The relationship is built upon the physician obligations of competency, respect for the patient, and appropriate referrals while the patient requirements include decision-making and provides or withdraws consent for any treatment plan.  Good communication is key to a strong relationship but has ethical considerations as well, including proper use of electronic communication and clear documentation.

Treatment and telemedicine

Providing treatment including prescribing medications based on remote information gathering without a proper established relationship is not accepted as good practice with few exceptions. These exceptions include cross-coverage within a practice and certain public health urgent or emergent issues.

The ethics of telemedicine including questions on its impact to diagnosis, physician-patient relationship, and continuity of care have been raised; however, with appropriate use and specific guidelines, risks may be minimized and the benefits including increased access to care may be realized.

Financial issues and conflicts of interest

Ethical considerations in financial include accurate billing practices and clearly defined financial relationships.  Physicians have both a professional duty and obligation under the justice principle to ensure that patients are provided the same care regardless of status or ability to pay.  However, informal copayment forgiveness may have legal ramifications and the providing professional courtesy may have negatively impact care.

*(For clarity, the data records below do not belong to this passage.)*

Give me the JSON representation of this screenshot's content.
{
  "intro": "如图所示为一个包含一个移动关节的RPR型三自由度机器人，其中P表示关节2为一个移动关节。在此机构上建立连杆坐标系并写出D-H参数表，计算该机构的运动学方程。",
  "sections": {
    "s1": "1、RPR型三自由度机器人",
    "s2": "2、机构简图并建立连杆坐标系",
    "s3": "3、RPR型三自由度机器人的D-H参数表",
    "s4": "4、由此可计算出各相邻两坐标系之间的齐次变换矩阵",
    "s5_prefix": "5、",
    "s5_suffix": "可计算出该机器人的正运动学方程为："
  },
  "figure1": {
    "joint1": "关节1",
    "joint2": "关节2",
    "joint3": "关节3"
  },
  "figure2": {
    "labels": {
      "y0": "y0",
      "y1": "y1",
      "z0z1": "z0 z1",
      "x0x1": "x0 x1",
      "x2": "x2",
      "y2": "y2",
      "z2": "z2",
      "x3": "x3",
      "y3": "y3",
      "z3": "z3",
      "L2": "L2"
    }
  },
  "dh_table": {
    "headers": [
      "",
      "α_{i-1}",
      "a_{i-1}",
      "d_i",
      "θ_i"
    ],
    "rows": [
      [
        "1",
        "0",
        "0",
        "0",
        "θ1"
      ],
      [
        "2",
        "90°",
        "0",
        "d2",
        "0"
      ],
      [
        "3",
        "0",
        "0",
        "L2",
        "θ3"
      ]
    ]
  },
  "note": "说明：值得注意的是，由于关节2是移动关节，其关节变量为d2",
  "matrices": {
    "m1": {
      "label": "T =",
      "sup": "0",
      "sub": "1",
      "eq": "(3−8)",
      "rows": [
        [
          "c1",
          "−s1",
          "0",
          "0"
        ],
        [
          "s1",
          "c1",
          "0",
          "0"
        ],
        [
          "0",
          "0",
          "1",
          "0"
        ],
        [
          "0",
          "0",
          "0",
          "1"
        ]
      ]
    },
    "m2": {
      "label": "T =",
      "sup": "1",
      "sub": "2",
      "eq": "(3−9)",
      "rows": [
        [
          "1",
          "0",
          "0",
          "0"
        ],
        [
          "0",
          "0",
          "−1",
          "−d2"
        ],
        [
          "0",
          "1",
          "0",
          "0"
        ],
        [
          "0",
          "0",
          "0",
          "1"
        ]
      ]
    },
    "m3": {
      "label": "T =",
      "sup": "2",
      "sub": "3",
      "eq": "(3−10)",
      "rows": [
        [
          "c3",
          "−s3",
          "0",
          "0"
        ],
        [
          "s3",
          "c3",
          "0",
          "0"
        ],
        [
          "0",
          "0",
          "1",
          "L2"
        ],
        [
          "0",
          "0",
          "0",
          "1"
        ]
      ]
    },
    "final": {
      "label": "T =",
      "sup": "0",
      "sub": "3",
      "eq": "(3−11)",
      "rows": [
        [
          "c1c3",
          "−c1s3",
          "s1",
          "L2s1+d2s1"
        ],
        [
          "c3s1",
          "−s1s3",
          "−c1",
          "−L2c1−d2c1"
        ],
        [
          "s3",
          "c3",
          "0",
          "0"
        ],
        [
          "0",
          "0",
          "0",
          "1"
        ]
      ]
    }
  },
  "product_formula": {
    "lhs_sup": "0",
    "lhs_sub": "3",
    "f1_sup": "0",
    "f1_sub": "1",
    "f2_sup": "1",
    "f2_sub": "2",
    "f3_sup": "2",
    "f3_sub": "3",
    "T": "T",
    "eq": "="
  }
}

Physicians must disclose all possible conflicts of interest including financial relationships, investments, research and referral relationships, and any other instances that may subjugate or give the appearance of subjugating patient care to self-interest.

Other topics

Other foundational ethical considerations include privacy, confidentiality, accurate and complete medical records, electronic health records, disclosure, and informed decision-making and consent.

Electronic health records have been shown to improve patient care but have risks including data breaches and inappropriate and/or unauthorized disclosure of protected health information.

Withholding information from a patient is typically seen as unethical and in violation of a patient’s right to make informed decisions.  However, in situations where a patient has requested not to be informed or to have the information provided to a second party or in an emergency situation in which the patient does not have decision-making capacity, withholding information may be appropriate.